Who was that aggressive character you were playing?

That character is not me trying to simplify what a gender is for a guy—I don't think that all men are aggressive. It was a reference to Taxi, where Robert De Niro is like, "Are you talkin' to me?" And that's how I am if sometimes I'm feeling insecure and I know I'm going somewhere that this [androgynous style] is not the norm: you do have to psyche yourself up.
When I was 15 and I chopped all my hair off, before I went to school that morning, I did a really similar thing. I was just like [lowers voice slightly]: "Hey," you know? "Hey. How you doin'?" And I played with my voice and played with that character and tried to find how I was in that gender. I'm amping myself up to this new person, this new reincarnation.

That's interesting that you and Andrej Pejić are both becoming known as genderqueer personalities, and he's Australian too.

He is Australian! And he's so beautiful. We worked together for Myer, which is like Macy's or Bloomingdales. We had change rooms next to each other, and I came out for a hair check and he came out for a makeup check, and we looked at each other, and I was like, "I love you!"

I just remember thinking, God, he is really an extraordinarily beautiful, like, creature. Like, he's not a boy, he's not a girl, he's just a being, with a beautiful soul.

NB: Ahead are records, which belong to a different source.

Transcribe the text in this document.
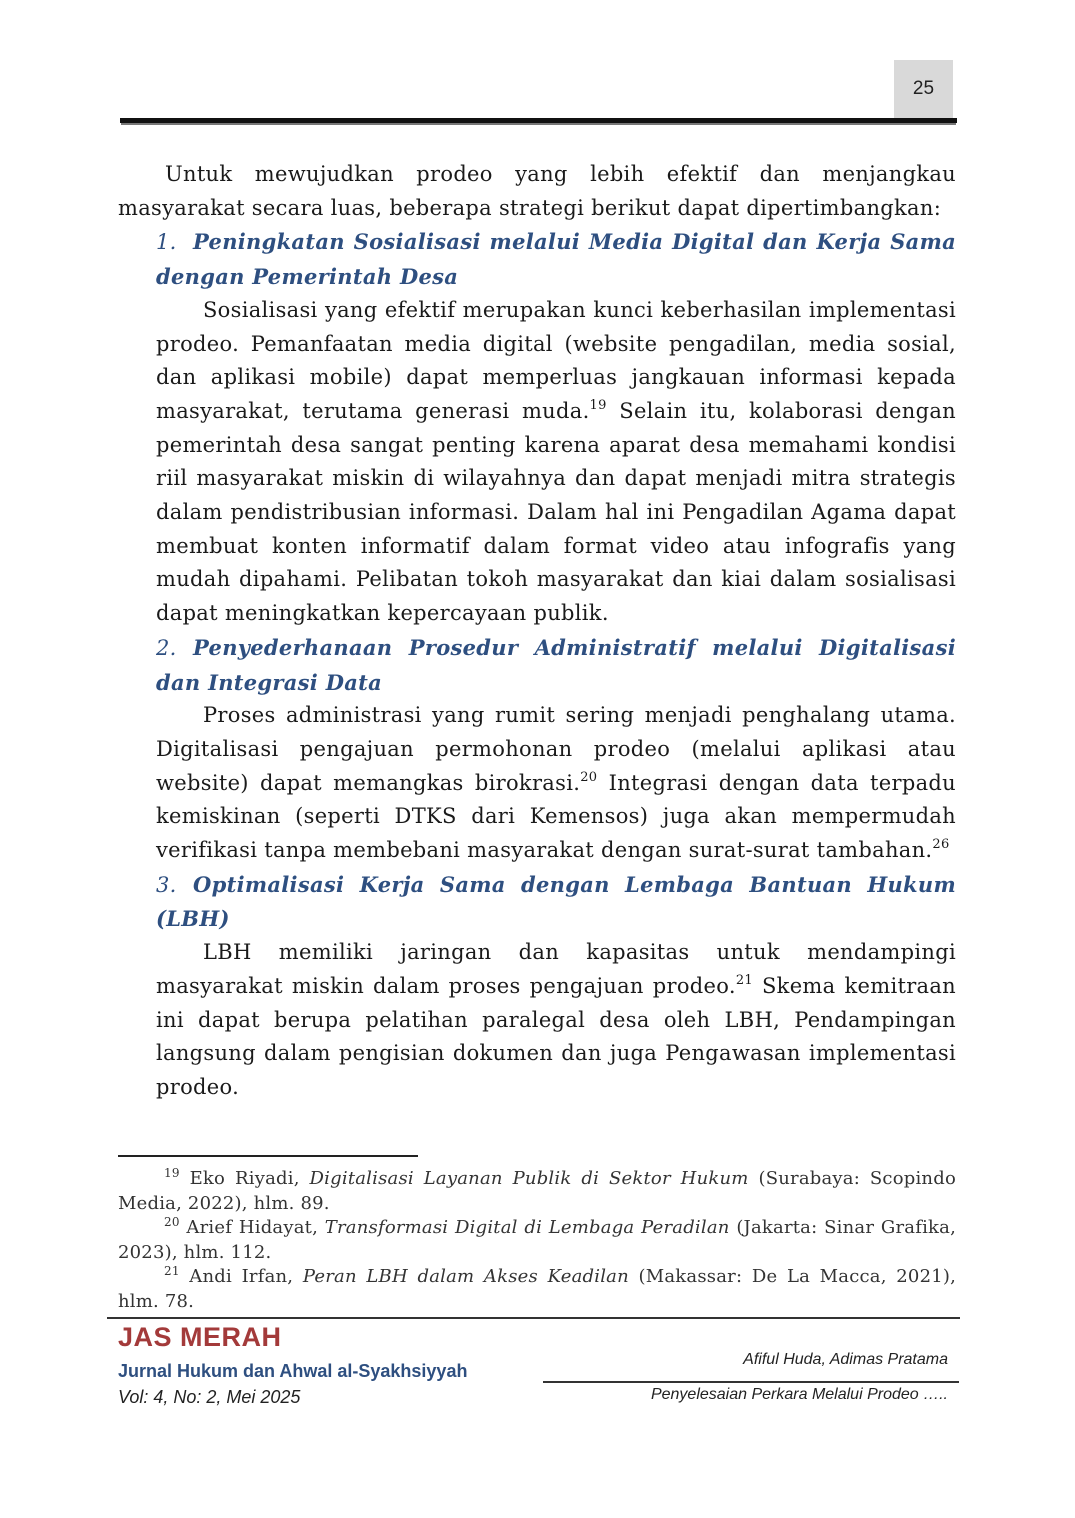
25

Untuk mewujudkan prodeo yang lebih efektif dan menjangkau masyarakat secara luas, beberapa strategi berikut dapat dipertimbangkan:

1. Peningkatan Sosialisasi melalui Media Digital dan Kerja Sama dengan Pemerintah Desa

Sosialisasi yang efektif merupakan kunci keberhasilan implementasi prodeo. Pemanfaatan media digital (website pengadilan, media sosial, dan aplikasi mobile) dapat memperluas jangkauan informasi kepada masyarakat, terutama generasi muda.$^{19}$ Selain itu, kolaborasi dengan pemerintah desa sangat penting karena aparat desa memahami kondisi riil masyarakat miskin di wilayahnya dan dapat menjadi mitra strategis dalam pendistribusian informasi. Dalam hal ini Pengadilan Agama dapat membuat konten informatif dalam format video atau infografis yang mudah dipahami. Pelibatan tokoh masyarakat dan kiai dalam sosialisasi dapat meningkatkan kepercayaan publik.

2. Penyederhanaan Prosedur Administratif melalui Digitalisasi dan Integrasi Data

Proses administrasi yang rumit sering menjadi penghalang utama. Digitalisasi pengajuan permohonan prodeo (melalui aplikasi atau website) dapat memangkas birokrasi.$^{20}$ Integrasi dengan data terpadu kemiskinan (seperti DTKS dari Kemensos) juga akan mempermudah verifikasi tanpa membebani masyarakat dengan surat-surat tambahan.$^{26}$

3. Optimalisasi Kerja Sama dengan Lembaga Bantuan Hukum (LBH)

LBH memiliki jaringan dan kapasitas untuk mendampingi masyarakat miskin dalam proses pengajuan prodeo.$^{21}$ Skema kemitraan ini dapat berupa pelatihan paralegal desa oleh LBH, Pendampingan langsung dalam pengisian dokumen dan juga Pengawasan implementasi prodeo.

$^{19}$ Eko Riyadi, Digitalisasi Layanan Publik di Sektor Hukum (Surabaya: Scopindo Media, 2022), hlm. 89.

$^{20}$ Arief Hidayat, Transformasi Digital di Lembaga Peradilan (Jakarta: Sinar Grafika, 2023), hlm. 112.

$^{21}$ Andi Irfan, Peran LBH dalam Akses Keadilan (Makassar: De La Macca, 2021), hlm. 78.

JAS MERAH

Jurnal Hukum dan Ahwal al-Syakhsiyyah

Vol: 4, No: 2, Mei 2025

Afiful Huda, Adimas Pratama

Penyelesaian Perkara Melalui Prodeo …..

And you've said you're neither one gender nor the other, too.

I feel like I'm neither, yeah. Well, if I had to choose it would be a boy, a guy. I feel like I'm a boy, but I don't feel like I should've been born with different parts of my body or anything like that. I feel like it's just all in how I dress and how I talk and how I look and feel, and that makes me happy.

So you think you'll stay anatomically female?

Yeah, I think I'm lucky enough to have accepted my body. I've done a lot of therapy. I have a lot of trans friends, and I've seen them go through the surgeries. I saw the desperation that they had. I remember thinking, "Do I have that? Do I really need to go and put myself through that?" And I thought, No, I don't. I really sit in a more neutral place, which I'm grateful for as well. I really admire the people that do it, and I think that they're amazing. I just wish that there was more support for them. Because it's an elective surgery it costs an arm and a leg — I did a lot of research into it. It's not a priority, but it should be. It's such a huge cause of suicide, a huge cause of self-harm. I think at this stage I will stay a woman but … who knows. I'm so comfortable right now I feel wonderful about it, but I also fluctuate a lot.

What's been the most memorable response to the video?

I had one girl that brought me to tears. She had broken English because she was from Austria. She was actually dating a girl that was transforming into a boy. She basically said to me that she was a lesbian in a lesbian relationship, and then because of her partner's choices, she was a lesbian in a straight relationship.

And she didn't understand it: she hated it. She thought it was selfish. He was going through a lot of pain and suffering, treating her differently—probably a lot to do with being on testosterone. She said that my video really helped her realize what he was going through, and in the shortest amount of time — five minutes! — made her understand, and lose a lot of resentment that she had for her ex.
He's got a girlfriend now, and she's got a girlfriend, but she knew that he watched the video as well, and she said she knew that he would've been thinking about her.